Kirkus Reviews QR Code
LOPSIDED by Meredith Norton

LOPSIDED

How Having Breast Cancer Can Be Really Distracting

by Meredith Norton

Pub Date: June 6th, 2008
ISBN: 978-0-670-01928-1
Publisher: Viking

Blackly humorous debut memoir about surviving cancer.

An African-American married to a Frenchman and living in Paris, Norton was misdiagnosed by four French doctors before learning during a visit to her parents in California that she had inflammatory breast cancer. Over the course of the next 20 months, she underwent chemotherapy and suffered the attendant baldness, hot flashes, rashes and fatigue; then she had a mastectomy, a course of radiation and more chemotherapy. Into the gut-wrenching details of these treatments, the feisty author splices a kaleidoscope of delightful anecdotes: growing up in an affluent family under the scrutiny of an intellectually demanding father; sharing a treehouse with a novice taxidermist after college; her misadventures as a public schoolteacher; the stresses of life in Paris as a young wife and mother of a toddler. She also includes a scene in Tangier, where she blocked her dentist’s attempt to pull out her broken front teeth and then filed down the jagged edges herself.
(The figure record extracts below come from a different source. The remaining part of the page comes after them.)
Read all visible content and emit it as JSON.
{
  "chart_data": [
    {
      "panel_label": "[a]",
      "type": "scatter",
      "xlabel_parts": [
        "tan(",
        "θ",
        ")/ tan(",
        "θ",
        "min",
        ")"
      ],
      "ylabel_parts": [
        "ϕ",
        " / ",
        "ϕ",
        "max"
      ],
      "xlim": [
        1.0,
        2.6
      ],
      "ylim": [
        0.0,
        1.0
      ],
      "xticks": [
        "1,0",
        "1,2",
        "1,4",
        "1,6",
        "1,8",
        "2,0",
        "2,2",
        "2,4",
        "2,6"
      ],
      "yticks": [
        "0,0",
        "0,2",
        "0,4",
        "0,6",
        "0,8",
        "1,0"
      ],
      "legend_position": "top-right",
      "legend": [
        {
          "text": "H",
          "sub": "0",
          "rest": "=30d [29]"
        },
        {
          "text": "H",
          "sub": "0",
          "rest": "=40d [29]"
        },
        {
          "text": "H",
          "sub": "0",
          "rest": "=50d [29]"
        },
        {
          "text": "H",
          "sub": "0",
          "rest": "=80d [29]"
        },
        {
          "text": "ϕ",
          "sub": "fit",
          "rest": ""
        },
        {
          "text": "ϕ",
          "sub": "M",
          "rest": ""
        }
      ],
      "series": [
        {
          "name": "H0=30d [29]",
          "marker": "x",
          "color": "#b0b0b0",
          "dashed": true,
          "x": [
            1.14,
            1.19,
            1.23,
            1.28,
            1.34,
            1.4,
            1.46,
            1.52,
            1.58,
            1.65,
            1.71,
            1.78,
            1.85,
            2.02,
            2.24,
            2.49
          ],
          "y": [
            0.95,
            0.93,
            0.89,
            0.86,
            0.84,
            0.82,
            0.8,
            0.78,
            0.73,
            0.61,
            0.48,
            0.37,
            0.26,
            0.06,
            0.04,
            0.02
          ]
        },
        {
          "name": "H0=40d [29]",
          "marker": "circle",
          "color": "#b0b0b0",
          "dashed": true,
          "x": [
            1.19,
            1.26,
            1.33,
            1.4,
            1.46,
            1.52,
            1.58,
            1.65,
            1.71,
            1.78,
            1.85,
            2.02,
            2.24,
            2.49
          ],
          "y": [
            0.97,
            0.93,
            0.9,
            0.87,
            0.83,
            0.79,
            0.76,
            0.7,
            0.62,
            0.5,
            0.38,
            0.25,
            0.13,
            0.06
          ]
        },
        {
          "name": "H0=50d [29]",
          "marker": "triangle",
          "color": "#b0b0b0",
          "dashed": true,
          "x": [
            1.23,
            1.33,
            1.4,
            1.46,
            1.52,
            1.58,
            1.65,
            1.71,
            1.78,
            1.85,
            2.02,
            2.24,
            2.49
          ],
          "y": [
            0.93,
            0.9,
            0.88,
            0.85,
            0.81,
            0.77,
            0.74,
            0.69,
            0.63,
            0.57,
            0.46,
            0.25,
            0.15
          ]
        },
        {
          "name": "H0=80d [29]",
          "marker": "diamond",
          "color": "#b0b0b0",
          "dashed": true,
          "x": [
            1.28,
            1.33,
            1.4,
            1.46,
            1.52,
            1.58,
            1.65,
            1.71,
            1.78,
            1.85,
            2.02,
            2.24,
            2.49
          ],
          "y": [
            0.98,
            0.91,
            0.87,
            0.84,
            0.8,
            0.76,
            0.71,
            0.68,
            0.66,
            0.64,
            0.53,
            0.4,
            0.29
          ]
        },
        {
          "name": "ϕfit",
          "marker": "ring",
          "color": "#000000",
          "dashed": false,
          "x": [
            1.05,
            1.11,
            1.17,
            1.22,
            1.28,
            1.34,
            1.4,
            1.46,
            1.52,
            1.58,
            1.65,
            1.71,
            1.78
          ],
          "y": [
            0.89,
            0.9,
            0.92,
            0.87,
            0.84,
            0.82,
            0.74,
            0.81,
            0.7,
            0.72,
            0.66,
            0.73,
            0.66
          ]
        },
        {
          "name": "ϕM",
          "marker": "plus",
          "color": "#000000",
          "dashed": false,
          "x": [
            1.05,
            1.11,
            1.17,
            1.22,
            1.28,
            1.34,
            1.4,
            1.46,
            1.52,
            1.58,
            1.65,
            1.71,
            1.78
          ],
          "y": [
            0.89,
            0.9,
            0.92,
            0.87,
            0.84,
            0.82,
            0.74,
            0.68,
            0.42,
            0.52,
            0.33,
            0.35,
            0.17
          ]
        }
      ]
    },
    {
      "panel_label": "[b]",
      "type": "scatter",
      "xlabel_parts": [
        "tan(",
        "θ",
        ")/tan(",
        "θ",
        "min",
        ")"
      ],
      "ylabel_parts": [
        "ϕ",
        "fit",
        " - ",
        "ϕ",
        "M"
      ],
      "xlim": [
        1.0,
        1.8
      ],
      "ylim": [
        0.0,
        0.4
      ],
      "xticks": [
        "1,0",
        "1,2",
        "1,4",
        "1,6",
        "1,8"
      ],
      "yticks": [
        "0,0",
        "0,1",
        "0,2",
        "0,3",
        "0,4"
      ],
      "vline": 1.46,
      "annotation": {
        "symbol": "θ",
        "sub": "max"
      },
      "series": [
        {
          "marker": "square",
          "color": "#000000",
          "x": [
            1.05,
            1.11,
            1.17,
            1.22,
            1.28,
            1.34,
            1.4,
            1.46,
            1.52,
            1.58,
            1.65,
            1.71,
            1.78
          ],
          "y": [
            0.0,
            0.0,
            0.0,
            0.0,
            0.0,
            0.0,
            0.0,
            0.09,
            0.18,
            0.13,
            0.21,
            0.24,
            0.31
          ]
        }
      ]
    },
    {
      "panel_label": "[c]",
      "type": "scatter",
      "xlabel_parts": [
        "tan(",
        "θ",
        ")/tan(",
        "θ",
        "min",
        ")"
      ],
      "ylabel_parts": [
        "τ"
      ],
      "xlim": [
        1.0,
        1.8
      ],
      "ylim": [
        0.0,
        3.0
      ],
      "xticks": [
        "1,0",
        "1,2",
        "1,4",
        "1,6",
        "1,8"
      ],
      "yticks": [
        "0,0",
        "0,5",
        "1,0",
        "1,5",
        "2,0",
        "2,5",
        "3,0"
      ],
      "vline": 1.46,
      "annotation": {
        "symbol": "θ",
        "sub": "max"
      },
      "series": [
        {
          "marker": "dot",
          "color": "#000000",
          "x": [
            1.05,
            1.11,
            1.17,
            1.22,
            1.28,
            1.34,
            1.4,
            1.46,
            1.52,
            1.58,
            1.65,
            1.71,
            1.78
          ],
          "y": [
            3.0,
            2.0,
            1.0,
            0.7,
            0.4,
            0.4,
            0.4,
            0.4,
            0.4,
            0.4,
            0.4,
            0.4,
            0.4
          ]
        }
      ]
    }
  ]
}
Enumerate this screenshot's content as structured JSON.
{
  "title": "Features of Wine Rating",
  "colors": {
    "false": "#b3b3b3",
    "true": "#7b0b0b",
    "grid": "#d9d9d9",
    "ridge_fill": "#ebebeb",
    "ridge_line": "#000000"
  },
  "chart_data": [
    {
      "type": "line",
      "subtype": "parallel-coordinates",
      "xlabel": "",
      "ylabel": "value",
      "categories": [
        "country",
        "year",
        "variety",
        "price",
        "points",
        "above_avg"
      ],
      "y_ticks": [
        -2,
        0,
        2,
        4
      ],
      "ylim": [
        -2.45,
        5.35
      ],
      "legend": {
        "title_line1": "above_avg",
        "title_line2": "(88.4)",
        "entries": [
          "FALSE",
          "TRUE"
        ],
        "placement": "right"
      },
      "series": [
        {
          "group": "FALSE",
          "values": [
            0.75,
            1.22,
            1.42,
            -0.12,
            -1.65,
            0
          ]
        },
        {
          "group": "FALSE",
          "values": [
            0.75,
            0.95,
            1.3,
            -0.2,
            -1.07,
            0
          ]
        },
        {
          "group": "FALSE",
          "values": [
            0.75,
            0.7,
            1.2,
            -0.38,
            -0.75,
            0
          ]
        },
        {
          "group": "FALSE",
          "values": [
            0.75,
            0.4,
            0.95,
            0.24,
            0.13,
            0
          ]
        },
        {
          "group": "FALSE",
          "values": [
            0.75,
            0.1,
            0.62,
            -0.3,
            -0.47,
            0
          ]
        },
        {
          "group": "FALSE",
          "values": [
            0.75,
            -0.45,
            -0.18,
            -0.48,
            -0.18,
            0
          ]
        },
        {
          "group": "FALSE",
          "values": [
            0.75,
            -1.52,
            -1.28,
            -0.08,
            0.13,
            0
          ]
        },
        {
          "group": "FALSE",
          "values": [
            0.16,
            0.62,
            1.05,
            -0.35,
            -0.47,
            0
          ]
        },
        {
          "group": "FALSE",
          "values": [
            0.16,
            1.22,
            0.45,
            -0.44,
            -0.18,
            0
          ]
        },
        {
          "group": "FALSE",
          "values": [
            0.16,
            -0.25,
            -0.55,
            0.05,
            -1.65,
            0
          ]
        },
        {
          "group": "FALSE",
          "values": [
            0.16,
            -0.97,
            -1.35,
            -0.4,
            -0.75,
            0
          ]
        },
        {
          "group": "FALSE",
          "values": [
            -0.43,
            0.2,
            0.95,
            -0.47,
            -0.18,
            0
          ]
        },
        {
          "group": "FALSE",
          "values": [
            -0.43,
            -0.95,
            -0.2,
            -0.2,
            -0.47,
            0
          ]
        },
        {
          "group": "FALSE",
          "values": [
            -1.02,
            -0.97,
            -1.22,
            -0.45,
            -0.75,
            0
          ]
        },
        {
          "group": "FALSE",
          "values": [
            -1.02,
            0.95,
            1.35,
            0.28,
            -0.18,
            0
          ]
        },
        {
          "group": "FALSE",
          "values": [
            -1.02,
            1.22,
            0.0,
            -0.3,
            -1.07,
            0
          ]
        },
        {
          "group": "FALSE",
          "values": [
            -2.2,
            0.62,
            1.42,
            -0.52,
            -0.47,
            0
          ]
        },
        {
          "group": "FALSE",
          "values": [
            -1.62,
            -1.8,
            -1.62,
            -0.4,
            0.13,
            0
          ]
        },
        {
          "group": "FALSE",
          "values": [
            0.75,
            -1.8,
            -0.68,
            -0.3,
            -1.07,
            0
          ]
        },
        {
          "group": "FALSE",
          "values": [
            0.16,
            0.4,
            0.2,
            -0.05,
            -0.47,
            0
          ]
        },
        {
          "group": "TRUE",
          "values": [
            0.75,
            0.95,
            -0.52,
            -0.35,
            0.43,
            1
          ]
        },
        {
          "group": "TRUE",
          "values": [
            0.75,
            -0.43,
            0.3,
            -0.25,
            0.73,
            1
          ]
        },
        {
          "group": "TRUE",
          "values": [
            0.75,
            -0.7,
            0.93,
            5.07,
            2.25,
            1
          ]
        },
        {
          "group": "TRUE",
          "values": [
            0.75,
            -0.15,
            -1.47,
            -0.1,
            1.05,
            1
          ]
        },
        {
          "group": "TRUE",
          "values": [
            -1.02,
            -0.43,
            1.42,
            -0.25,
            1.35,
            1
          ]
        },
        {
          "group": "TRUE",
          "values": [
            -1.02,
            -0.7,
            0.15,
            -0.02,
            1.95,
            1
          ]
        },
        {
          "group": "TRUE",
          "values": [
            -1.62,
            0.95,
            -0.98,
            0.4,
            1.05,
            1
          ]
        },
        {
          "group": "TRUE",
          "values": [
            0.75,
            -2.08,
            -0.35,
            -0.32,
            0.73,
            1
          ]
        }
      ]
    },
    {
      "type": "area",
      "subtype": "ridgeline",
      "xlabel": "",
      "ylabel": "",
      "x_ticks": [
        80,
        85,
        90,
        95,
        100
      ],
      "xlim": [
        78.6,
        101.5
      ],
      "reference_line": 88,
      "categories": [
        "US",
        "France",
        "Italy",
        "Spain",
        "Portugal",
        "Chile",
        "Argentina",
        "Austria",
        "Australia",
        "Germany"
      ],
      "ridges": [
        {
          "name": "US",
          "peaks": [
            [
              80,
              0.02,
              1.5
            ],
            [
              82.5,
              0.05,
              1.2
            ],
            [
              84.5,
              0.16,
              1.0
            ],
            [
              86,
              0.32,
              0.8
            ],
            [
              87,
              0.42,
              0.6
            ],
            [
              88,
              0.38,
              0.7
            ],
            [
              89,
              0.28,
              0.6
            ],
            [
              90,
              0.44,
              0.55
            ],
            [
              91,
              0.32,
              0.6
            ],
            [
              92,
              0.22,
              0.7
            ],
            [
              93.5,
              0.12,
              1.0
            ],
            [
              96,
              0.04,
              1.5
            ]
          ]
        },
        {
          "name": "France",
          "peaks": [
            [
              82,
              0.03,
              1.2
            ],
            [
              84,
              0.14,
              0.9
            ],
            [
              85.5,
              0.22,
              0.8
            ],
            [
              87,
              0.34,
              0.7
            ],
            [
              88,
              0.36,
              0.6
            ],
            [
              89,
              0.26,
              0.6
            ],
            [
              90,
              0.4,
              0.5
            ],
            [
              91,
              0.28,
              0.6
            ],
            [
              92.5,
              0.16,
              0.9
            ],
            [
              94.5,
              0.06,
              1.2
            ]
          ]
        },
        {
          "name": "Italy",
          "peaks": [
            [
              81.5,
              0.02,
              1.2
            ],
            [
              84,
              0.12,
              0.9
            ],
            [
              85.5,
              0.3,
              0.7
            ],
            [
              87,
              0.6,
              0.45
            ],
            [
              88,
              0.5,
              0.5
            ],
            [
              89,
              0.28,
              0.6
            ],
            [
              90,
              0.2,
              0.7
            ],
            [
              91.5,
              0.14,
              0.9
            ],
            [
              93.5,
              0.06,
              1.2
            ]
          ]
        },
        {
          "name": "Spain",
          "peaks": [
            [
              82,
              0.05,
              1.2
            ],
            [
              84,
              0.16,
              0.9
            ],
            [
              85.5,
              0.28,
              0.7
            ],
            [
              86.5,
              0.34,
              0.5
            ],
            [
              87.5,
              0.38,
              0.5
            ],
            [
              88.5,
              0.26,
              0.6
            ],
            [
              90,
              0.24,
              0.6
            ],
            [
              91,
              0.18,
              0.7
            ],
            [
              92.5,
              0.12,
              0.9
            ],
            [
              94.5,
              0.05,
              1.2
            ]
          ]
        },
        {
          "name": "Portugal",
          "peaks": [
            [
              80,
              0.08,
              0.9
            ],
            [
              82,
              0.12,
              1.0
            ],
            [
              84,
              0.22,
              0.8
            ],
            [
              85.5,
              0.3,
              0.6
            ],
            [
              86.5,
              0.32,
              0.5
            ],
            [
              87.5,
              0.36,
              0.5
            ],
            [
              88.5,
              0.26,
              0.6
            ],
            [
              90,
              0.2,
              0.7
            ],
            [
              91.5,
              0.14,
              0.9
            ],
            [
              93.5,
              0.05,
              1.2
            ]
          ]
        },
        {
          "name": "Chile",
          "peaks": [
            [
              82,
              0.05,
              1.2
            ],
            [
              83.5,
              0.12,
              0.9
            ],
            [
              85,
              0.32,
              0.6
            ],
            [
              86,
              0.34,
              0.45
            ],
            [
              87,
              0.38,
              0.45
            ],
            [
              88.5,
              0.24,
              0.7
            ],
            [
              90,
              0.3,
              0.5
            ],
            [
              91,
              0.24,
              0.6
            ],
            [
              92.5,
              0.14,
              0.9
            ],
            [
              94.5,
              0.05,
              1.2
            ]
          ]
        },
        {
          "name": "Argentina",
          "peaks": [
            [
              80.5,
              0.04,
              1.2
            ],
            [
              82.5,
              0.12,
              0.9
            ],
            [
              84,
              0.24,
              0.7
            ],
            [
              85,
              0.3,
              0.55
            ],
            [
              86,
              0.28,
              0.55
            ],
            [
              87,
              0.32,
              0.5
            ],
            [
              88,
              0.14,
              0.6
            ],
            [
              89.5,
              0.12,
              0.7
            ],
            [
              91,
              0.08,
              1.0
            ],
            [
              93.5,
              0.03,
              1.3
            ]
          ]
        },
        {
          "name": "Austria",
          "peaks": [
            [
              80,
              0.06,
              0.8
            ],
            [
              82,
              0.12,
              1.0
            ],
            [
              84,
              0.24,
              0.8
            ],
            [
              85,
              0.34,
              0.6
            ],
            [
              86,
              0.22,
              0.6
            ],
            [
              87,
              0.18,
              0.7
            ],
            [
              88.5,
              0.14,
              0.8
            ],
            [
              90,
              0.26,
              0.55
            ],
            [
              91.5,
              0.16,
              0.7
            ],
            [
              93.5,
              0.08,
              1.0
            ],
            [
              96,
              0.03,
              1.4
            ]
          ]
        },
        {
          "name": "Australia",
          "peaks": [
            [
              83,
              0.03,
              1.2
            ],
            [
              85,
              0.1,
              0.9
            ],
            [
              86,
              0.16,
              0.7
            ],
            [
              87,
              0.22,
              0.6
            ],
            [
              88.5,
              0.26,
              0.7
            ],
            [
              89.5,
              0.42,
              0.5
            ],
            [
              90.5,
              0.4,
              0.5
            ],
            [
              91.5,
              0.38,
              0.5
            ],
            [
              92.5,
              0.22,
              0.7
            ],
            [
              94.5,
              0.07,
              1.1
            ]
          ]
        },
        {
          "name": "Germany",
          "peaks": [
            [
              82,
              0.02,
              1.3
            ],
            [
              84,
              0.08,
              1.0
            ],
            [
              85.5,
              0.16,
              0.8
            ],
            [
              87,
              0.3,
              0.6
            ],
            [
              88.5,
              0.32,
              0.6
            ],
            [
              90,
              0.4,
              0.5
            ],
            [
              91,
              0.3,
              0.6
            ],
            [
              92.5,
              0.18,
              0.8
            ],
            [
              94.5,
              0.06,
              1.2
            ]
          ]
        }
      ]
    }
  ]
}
Norton is one plucky dame, and she displays a sharp eye for the human condition. Her challenging, awkward encounters—with doctors, nurses, even with well-meaning but clueless sympathizers—all have the ring of truth. Rejecting the model of super-survivor Lance Armstrong with his “excessive drive and talent,” the author indulged in Krispy Kreme donuts, counted on friends and family to pull her through and took long naps. When she was sick, she was very sick, and she leaves no doubt about how awful her experience was.

Norton calls herself a storyteller, and the tale she has crafted from a life-altering event is indeed hard to put down.